08 de março, 2007 - 20h44 GMT (17h44 Brasília)
O presidente da Comissão Européia, José Manuel Durão Barroso, afirmou nesta quinta-feira que os próximos dias poderão significar um "momento de definição para a União Européia".
Barroso disse que a credibilidade da União Européia depende da habilidade do bloco de agir em sintonia com o discurso dos europeus de combate aos efeitos negativos das mudanças climáticas causadas pelo homem.
Os líderes do bloco deram início nesta quinta-feira a uma reunião em Bruxelas em que esperam firmar o compromisso de cortar 20% das emissões de gases poluentes até 2020, em comparação com os níveis de emissão registrados na década de 1990.
Entre os pontos polêmicos da discussão está como a meta será dividida e como o bloco planeja aumentar a competitividade no mercado de energia.
Mais cortes
"Somos confiáveis ou não?
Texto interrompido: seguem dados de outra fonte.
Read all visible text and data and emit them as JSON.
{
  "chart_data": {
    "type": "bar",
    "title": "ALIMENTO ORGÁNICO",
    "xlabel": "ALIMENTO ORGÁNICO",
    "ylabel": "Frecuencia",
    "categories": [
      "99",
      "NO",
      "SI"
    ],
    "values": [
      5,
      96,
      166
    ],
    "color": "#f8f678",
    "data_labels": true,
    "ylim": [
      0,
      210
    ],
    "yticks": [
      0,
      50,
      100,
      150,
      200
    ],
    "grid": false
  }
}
Estamos falando de mudanças climáticas. Agora, temos uma oportunidade de tomar decisões que são realmente importantes, não apenas para a Europa, mas para o resto do mundo", disse Barroso na abertura da reunião em Bruxelas.
"Apenas se tomarmos a iniciativa seremos capazes de mobilizar o resto do mundo depois. Não é apenas a Europa, nós precisamos que Estados Unidos, China, Índia e outros venham conosco."
Os líderes da União Européia estariam dispostos a chegar a um acordo para cortar até 30% das emissões de gases de efeito estufa até 2020 se outros países desenvolvidos e nações emergentes, principalmente Estados Unidos, Índia e China, se juntassem ao plano.
No entanto, países mais pobres do leste europeu, que dependem da indústria pesada e do consumo de carvão, afirmam que terão dificuldades para investir em energia eólica e solar para conseguir chegar a estes índices.
A França, que depende de energia nuclear, se opõe à proposta da Comissão Européia de que 20% do consumo de energia do bloco devem vir de fontes renováveis até 2020.
A chanceler alemã, Angela Merkel, que preside as negociações, afirma que espera "negociações difíceis" durante os dois dias de reunião.